Erenice Guerra foi ministra da Casa Civil em 2010. Dyogo Oliveira é o atual secretário-executivo do Ministério do Desenvolvimento. Nelson Machado foi ministro da Previdência. Gilberto Carvalho foi chefe de gabinete de Lula e ministro da Secretaria-Geral da Presidência da República durante o primeiro mandato do governo da presidente Dilma Rousseff. Helder Chaves e Ivan Ramalho trabalharam no Ministério do Desenvolvimento, pasta que já foi chefiada pelo ex-ministro Miguel Jorge.
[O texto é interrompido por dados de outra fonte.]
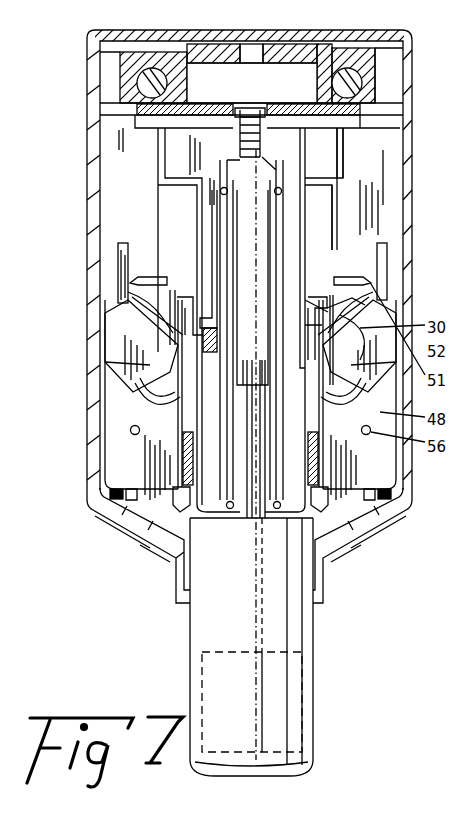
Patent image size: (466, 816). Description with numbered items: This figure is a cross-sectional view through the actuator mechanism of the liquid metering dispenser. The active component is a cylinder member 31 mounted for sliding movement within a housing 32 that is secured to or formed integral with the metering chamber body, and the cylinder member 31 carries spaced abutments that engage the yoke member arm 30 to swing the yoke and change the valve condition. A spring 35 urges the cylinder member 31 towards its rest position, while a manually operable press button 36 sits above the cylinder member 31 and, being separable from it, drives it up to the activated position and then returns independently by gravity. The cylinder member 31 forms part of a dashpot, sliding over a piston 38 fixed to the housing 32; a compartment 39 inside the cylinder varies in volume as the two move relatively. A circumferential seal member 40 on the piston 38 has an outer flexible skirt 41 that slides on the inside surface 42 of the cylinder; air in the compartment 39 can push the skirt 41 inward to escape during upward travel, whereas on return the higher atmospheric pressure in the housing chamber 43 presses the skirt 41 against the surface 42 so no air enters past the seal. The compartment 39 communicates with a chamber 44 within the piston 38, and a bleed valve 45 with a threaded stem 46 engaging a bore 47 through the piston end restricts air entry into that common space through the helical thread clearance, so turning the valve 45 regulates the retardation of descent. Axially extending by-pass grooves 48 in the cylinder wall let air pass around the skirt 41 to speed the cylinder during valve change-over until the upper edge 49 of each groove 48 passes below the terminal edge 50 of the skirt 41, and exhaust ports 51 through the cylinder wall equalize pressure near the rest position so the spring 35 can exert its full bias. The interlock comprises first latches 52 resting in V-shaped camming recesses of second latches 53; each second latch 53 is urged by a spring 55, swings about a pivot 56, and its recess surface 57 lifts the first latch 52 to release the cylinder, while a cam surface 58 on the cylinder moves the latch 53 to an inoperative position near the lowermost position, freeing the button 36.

The yoke member arm 30 is at (150, 325).
The cylinder member 31 is at (320, 316).
The housing 32 is at (155, 550).
The spring 35 is at (165, 473).
The press button 36 is at (280, 630).
The piston 38 is at (300, 240).
The compartment 39 is at (205, 444).
The seal member 40 is at (288, 455).
The flexible skirt 41 is at (392, 394).
The inside surface 42 is at (150, 378).
The housing chamber 43 is at (320, 220).
The chamber 44 is at (250, 236).
The bleed valve 45 is at (158, 140).
The threaded stem 46 is at (240, 150).
The bore 47 is at (223, 177).
The by-pass groove 48 is at (180, 413).
The upper edge 49 is at (330, 455).
The terminal edge 50 is at (190, 272).
The exhaust port 51 is at (130, 284).
The first latch 52 is at (120, 338).
The second latch 53 is at (130, 533).
The spring 55 is at (97, 515).
The pivot 56 is at (130, 431).
The surface 57 is at (160, 414).
The cam surface 58 is at (337, 537).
Os advogados dos réus chamam a segunda investigação de “inquérito paralelo” e reclamam que ela apura os mesmos fatos da ação penal já em curso na Justiça Federal do Distrito Federal. Na opinião deles, seria uma forma de produzir novas provas acusatórias, sem chance para a defesa se manifestar na ação penal. Reclamaram também da citação, no depoimento do ex-servidor da Receita Federal João Gruginksi, aos nomes dos senadores Renan Calheiros (PMDB-AL) e Romero Jucá (PMDB-RR), o que obrigaria a levar o caso ao Supremo Tribunal Federal (STF), corte que pode processar e julgar parlamentares.
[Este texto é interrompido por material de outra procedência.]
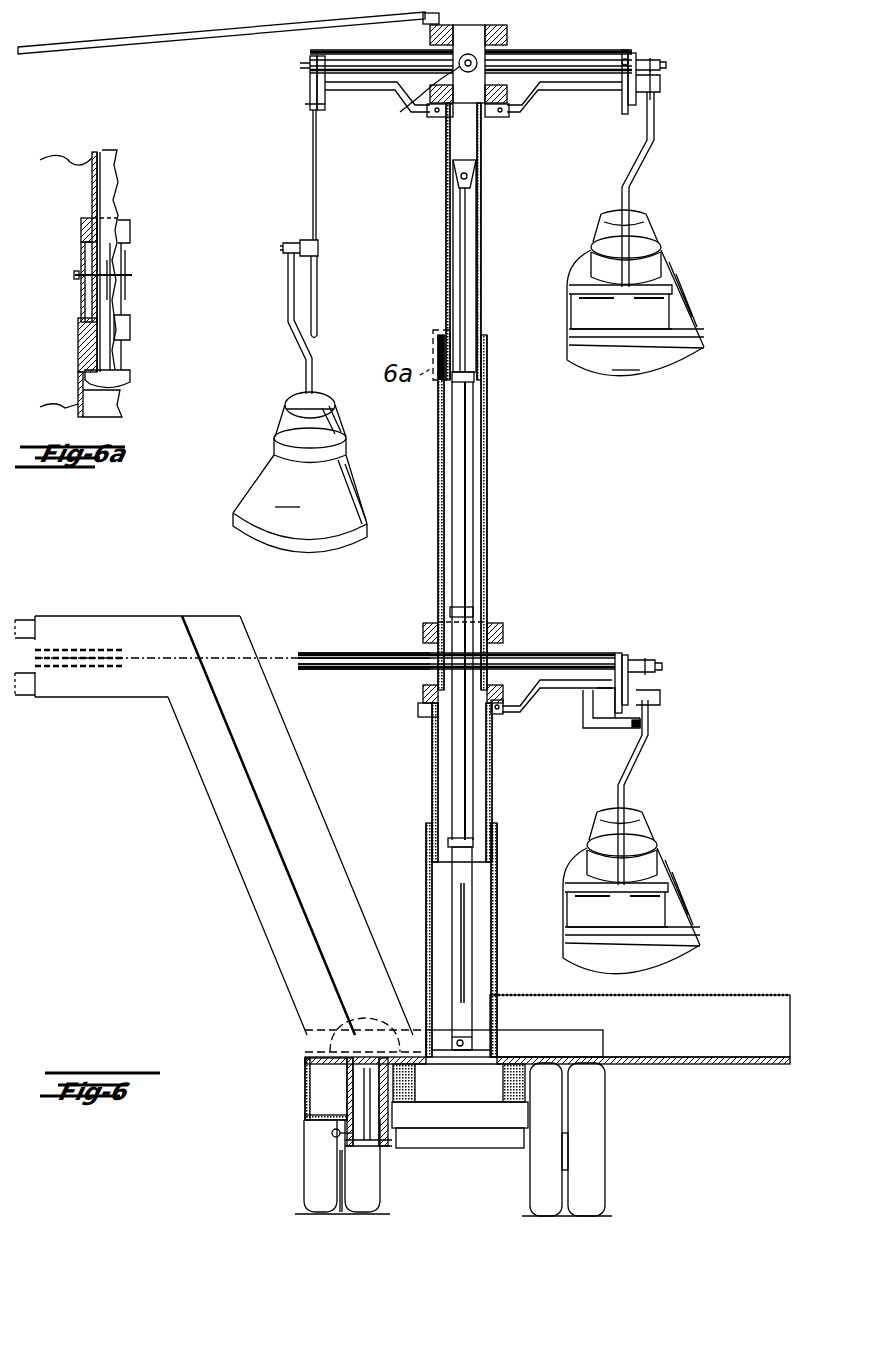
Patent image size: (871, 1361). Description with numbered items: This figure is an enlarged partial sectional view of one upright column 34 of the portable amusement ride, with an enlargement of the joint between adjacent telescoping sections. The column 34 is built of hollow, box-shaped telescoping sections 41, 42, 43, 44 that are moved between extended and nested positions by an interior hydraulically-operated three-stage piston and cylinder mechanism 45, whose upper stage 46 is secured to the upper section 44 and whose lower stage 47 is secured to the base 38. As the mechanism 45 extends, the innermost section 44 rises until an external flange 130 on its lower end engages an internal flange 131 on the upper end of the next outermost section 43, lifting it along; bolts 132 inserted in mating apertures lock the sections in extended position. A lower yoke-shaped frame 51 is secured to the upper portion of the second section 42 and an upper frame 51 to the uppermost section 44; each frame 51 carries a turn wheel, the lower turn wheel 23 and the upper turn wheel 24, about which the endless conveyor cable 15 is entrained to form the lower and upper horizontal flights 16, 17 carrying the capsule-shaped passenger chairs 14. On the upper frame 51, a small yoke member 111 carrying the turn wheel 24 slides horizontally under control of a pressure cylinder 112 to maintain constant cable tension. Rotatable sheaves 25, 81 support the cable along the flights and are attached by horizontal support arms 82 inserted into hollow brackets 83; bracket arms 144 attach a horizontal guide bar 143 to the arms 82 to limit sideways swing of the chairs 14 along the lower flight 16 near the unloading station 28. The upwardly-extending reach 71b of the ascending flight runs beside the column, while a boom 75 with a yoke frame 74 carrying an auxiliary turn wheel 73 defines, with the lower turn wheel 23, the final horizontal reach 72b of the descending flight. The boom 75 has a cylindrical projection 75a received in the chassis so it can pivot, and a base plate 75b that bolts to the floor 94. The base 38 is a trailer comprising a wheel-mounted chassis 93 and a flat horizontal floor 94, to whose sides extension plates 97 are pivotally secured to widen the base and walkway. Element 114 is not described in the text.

In FIG. 6, the top boom bar 114 is at (184, 36).
In FIG. 6, the yoke-shaped frame 51 is at (507, 30).
In FIG. 6, the small yoke member 111 is at (486, 66).
In FIG. 6, the turn wheel 24 is at (586, 50).
In FIG. 6, the cable portion 17 is at (632, 62).
In FIG. 6, the rotatable sheave 81 is at (310, 100).
In FIG. 6, the support arm 82 is at (360, 92).
In FIG. 6, the hydraulically-operated pressure cylinder 112 is at (411, 96).
In FIG. 6, the rotatable sheave 25 is at (640, 99).
In FIG. 6, the hollow bracket 83 is at (499, 117).
In FIG. 6, the upwardly-extending reach 71b is at (318, 167).
In FIG. 6, the endless conveyor cable 15 is at (312, 193).
In FIG. 6, the upper stage 46 is at (473, 200).
In FIG. 6A, the upper telescoping section 44 is at (69, 261).
In FIG. 6, the upper telescoping section 44 is at (481, 260).
In FIG. 6, the passenger chair 14 is at (675, 900).
In FIG. 6, the column 34 is at (488, 464).
In FIG. 6A, the telescoping section 43 is at (68, 396).
In FIG. 6, the telescoping section 43 is at (488, 526).
In FIG. 6, the yoke frame 74 is at (24, 616).
In FIG. 6, the auxiliary turn wheel 73 is at (64, 650).
In FIG. 6, the final horizontal reach 72b is at (276, 652).
In FIG. 6, the boom 75 is at (222, 827).
In FIG. 6, the turn wheel 23 is at (578, 650).
In FIG. 6, the cable portion 16 is at (628, 660).
In FIG. 6, the bracket arm 144 is at (608, 730).
In FIG. 6, the horizontal guide bar 143 is at (642, 724).
In FIG. 6, the second telescoping section 42 is at (492, 767).
In FIG. 6, the telescoping section 41 is at (497, 925).
In FIG. 6, the three-stage piston and cylinder mechanism 45 is at (467, 888).
In FIG. 6, the lower stage 47 is at (455, 940).
In FIG. 6, the unloading station 28 is at (718, 996).
In FIG. 6, the extension plate 97 is at (738, 1055).
In FIG. 6, the floor 94 is at (528, 1057).
In FIG. 6, the base 38 is at (290, 1010).
In FIG. 6, the base plate 75b is at (368, 1030).
In FIG. 6, the cylindrical projection 75a is at (390, 1167).
In FIG. 6, the wheel-mounted chassis 93 is at (492, 1082).
In FIG. 6A, the bolt 132 is at (74, 279).
In FIG. 6A, the internal flange 131 is at (130, 326).
In FIG. 6A, the external flange 130 is at (130, 382).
SEGUNDO INQUÉRITO FOI ENVIADO À JUSTIÇA

No ofício, o delegado isenta os dois senadores de culpa, não sendo, portanto, necessário que o processo saia da primeira instância. “O que pode causar ter vindo a causar (sic) a celeuma foi a menção em documento elaborado pelo João Batista Gruginski de que Alexandre Paes dos Santos teria falado que os senadores Renan Calheiros e Romero Jucá estariam negociando a emenda que o Gruginski havia preparado por milhões de reais. A nosso ver, se trata de uma única menção de nomes de parlamentares cuja corrupção em princípio não encontra amparo em outros documentos juntados aos autos, o que denota a prática de mais um crime de tráfico de influência atribuível aos acusados, o que em princípio não daria azo a instauração de novo inquérito policial”, escreveu Cajado. Alexandre Paes dos Santos, o APS, é um dos réus na ação penal.
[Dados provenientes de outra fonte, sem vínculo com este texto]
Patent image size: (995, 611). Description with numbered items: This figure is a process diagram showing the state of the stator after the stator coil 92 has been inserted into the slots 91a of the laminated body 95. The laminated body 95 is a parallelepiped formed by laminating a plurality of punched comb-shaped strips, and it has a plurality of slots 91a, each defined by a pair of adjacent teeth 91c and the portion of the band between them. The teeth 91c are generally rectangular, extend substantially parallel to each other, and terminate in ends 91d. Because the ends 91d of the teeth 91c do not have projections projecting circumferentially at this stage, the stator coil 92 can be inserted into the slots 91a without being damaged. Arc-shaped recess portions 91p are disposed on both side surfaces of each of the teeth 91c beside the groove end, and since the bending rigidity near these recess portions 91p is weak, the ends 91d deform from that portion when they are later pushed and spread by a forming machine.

O delegado ressalva que, caso haja necessidade de aprofundar a investigação em relação a quem tem prerrogativa de foro, que é o caso dos dois senadores, a PF comunicará imediatamente a instância adequada. O juiz responsável pela Zelotes, Vallisney de Souza Oliveira, reafirmou que a primeira instância é o local adequado para o prosseguimento da ação penal, mas informou que comunicará o STF a respeito do depoimento de Gruginski. A força-tarefa do Ministério Público Federal (MPF) que cuida da Zelotes terá reunião na tarde desta quinta-feira, quando deverá deliberar sobre a questão.

O advogado Luís Rassi - que defende os réus Fernando Mesquita e Francisco Mirto - voltou a defender a suspensão da ação penal e do inquérito e que as provas produzidas sejam descartadas.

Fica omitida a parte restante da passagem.